What Android brands need to fix
Raw speed is a category where Android OEMs actually lead — think 100W, even 120W or 150W from brands using the likes of SuperVOOC, HyperCharge, and SuperDart. But we hardly ever hear the difference between this launch pad and cruise. On-box and in-store materials generally shout it from the rooftops to get people excited about that brief peak value, however they don’t explain to buyers what happens on other days when thermal throttling occurs, or if you use a third-party PD charger.

Here’s the solution: Write both numbers.
If that same brick can hit 120W for a brief ramp, but it delivers ~30–40W over most of your average session, identify it as “40W sustained, 120W peak,” and list the conditions (25°C ambient air temperature, single port use, certified cable). Add a couple of time measures: 0–50%, when max out in the best case and a normalized to 0–100% one. This transmits speed without hand-waving away the physics involved.
Equally important, lean into open protocols. A lot of Android phones can reach top speeds only with the OEM’s own charger and cable. With standard USB PD (plus PPS or AVS), people would experience fast, safe charging over more bricks, and power banks will reduce ewaste and confusion. The promise of PD has been advanced significantly by the USB-IF, with higher-power envelopes and finer control; OEMs ought to be meeting their customers there, not behind vendor-specific walls.
PPS, AVS and the road to openness
PPS and AVS serve to accomplish the same task tighter, more efficient control of voltage via different paths. PPS offers dynamic level shifting at voltage and current within very fine increments (typically down to 20mV), while AVS provides flexible selection of voltage with steps of 100mV, over a wider range. The cumulative result is less heat, better efficiency and to have a long life for your battery compared to that of fixed step charging.
We’re already seeing chargers that incorporate the best of both. The Pixel Flex Dual Port 67W from Google does support AVS as well as PPS, ensuring compatibility across laptops, tablets and phones too. Apple’s new brick doesn’t seem to include PPS, but it’s a sensible step forward for most everyone with a stake in the game. Ignore that at your fail and you’re a broken warranty claim if the standard Android makers do not only support both but also clear state on the box, just as they should peak/sustained power.

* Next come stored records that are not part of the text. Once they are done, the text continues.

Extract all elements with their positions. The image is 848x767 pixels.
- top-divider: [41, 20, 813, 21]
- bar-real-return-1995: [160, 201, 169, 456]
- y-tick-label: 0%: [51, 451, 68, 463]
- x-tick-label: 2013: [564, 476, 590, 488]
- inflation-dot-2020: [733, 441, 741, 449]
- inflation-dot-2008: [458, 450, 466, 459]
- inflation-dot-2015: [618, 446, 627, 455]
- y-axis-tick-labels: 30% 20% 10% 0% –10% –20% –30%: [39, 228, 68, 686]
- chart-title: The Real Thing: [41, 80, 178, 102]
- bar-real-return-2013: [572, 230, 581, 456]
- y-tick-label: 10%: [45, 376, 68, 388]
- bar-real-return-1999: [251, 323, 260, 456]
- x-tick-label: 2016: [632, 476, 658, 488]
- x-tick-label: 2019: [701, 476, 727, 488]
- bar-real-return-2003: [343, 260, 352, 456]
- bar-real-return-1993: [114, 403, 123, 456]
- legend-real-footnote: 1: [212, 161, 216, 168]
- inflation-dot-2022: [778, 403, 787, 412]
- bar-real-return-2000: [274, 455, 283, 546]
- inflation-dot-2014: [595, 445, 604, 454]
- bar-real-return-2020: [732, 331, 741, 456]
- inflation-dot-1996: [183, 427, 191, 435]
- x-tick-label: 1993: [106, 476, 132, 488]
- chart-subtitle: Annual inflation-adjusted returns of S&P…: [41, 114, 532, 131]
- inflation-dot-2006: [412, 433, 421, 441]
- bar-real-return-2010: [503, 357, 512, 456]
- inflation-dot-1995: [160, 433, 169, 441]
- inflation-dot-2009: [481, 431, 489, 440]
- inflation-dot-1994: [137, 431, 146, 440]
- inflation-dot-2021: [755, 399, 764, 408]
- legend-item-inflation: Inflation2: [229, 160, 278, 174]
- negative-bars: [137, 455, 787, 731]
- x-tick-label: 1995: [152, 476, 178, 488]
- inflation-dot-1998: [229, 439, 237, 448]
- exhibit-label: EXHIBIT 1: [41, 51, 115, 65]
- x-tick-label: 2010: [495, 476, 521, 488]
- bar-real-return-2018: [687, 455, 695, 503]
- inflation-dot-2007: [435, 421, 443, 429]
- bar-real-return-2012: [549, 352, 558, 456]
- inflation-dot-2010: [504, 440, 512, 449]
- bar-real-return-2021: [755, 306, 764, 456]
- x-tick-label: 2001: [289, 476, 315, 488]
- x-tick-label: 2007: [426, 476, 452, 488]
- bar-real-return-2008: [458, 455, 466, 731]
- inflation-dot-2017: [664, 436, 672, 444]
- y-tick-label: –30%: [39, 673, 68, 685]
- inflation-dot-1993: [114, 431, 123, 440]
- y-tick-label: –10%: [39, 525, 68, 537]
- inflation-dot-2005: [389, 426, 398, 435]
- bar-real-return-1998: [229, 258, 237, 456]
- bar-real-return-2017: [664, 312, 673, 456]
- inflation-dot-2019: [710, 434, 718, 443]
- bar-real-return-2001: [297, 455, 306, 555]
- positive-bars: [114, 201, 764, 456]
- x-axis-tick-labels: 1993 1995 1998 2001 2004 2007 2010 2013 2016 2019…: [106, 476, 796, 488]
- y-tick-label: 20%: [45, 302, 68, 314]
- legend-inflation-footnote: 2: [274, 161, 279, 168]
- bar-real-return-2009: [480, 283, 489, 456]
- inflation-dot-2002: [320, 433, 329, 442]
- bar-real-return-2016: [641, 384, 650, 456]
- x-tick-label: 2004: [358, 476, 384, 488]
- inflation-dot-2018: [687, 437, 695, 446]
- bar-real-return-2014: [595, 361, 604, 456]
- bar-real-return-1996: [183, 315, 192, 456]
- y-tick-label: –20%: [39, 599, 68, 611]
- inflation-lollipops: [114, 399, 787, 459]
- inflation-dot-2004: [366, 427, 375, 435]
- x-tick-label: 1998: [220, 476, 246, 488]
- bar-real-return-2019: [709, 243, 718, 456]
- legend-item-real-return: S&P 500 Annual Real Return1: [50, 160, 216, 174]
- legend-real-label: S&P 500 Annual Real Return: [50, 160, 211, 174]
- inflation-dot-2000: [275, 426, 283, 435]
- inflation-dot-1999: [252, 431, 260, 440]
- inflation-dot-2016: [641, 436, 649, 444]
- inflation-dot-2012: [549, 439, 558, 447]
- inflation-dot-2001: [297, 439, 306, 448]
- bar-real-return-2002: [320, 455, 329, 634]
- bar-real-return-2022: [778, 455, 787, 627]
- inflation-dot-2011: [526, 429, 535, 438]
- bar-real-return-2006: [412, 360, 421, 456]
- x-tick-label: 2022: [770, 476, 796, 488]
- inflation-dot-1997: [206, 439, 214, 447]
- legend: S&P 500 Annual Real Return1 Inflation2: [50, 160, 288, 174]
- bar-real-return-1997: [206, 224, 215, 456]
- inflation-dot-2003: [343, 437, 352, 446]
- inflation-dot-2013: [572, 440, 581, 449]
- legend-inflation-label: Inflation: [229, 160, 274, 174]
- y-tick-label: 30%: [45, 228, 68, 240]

Honesty sells — and batteries
Clear labels shouldn’t hold a device back; they merely bring marketing into line with reality. Buyers receive fewer surprises and reviewers clearer benchmarks, and long-term battery health benefits are had when chargers and phones negotiate power intelligently. Bodies such as the USB-IF could even standardize a dual-number system (the numbers you get when input follows clearly defined conditions) to make comparisons easy.
Apple has proved a charger can be fast, more open and upfront about its limitations. Android brands are already leading on raw speed; now they should lead on clarity. Print the sustained number alongside the peak, list which protocols it supports and let te real numbers rule.